Schuman non vuole coalizzare dei governi, ma unire dei popoli, ciascuno nella sua identità. L’Unione Europea anche oggi desidera superare le alternative rigide tra l’omologazione che nega la diversità e la giustapposizione delle culture, da una parte, e la condizione di ritrovarsi nella collaborazione in campo economico, sociale e culturale, dall’altra. I confini sono stati creati non per delimitare circolazione di persone, di merci, di capitali, ma per essere attraversati liberamente.
Siamo europei quando siamo capaci di vivere senza frontiere, liberando il cuore da muri e da recinti di filo spinato; quando siamo capaci di trasformare il rancore in solidarietà: è questo, oggi, il nuovo nome della pace. Solidarietà che sia equa nei confronti dei cittadini di ciascun Paese, in particolare dei più deboli e dei più poveri, e aperta, responsabile e rigorosa verso chiunque bussi ai confini in cerca di una vita decorosa. Lo dichiarò Robert Schuman il 9 maggio 1950: “L’Europa non potrà farsi in una sola volta, né sarà costruita tutta insieme; essa sorgerà da realizzazioni concrete che creino anzitutto una solidarietà di fatto”.

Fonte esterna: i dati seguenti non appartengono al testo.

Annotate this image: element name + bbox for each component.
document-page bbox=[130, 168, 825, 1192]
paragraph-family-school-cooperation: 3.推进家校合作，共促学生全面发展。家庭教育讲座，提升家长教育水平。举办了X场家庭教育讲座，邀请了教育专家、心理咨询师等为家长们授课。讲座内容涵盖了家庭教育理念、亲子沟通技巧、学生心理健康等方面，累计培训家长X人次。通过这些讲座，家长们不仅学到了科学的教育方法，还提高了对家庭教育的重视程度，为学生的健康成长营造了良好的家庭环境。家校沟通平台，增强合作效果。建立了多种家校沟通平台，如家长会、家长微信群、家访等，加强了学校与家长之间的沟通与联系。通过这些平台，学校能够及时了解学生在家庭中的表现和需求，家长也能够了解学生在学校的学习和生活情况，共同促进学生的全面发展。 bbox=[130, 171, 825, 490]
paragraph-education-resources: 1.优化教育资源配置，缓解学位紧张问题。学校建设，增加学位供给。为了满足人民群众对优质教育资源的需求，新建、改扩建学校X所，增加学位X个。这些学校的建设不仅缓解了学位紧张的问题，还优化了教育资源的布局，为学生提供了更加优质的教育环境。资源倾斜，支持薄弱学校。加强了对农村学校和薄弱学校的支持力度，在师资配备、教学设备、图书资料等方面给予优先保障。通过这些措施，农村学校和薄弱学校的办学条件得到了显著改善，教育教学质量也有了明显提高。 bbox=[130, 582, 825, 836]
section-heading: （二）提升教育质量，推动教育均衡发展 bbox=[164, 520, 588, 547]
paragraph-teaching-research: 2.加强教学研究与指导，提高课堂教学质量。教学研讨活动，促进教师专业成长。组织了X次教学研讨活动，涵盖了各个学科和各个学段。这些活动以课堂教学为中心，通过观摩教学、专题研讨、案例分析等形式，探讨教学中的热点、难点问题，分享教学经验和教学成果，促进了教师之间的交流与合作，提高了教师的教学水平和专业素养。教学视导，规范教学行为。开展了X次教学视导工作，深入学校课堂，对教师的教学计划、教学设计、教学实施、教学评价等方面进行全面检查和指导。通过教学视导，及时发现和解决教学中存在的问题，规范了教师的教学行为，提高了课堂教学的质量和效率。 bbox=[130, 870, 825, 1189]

La solidarietà in campo economico creerà prosperità. Ecco perché le prime realizzazioni concrete serviranno ad armonizzare le politiche economiche del vecchio continente. Abbandonando i tentativi di rivincita, si sarebbero attuati impegni concreti per rendere prosperi i paesi aderenti. Quello di Schuman, oltre che essere un atto altamente morale, spirituale, è un atto politico, a cui ne seguiranno altri. L’economia dovrà essere al servizio dell’uomo, non degli stati. Il mercato non sarà solo un luogo per lo scambio di merci, ma un’occasione di incontro tra persone ed idee. E la finanza, sganciatasi dall’etica, diventerà causa di disgregazione perché ammala la mente dell’uomo con l’orgoglio, lo rende maniaco e lo avvicina alla corruzione.
Jean Monnet – fedele collaboratore e caro amico di Schuman, oltre che ideatore del piano che il ministro stava per attuare politicamente – racconta nelle sue “Memorie” che, al termine della dichiarazione, accompagnando Schuman verso l’uscita del salone, costui lo prese sottobraccio e gli sussurrò all’orecchio: “Ed ora bisogna darle un’anima!”
I cristiani e gli uomini di buona volontà, come sentinelle vigilanti, sono l’anima di questa Europa che deve rinascere nella ricerca della concordia tra i Paesi membri, nella solidarietà, nella prosperità, nell’unità perché – come scriveva Leone Tolstoi – “non è possibile purificarsi da soli, purificarsi sì, ma insieme; separarsi per non sporcarsi è la sporcizia più grande”.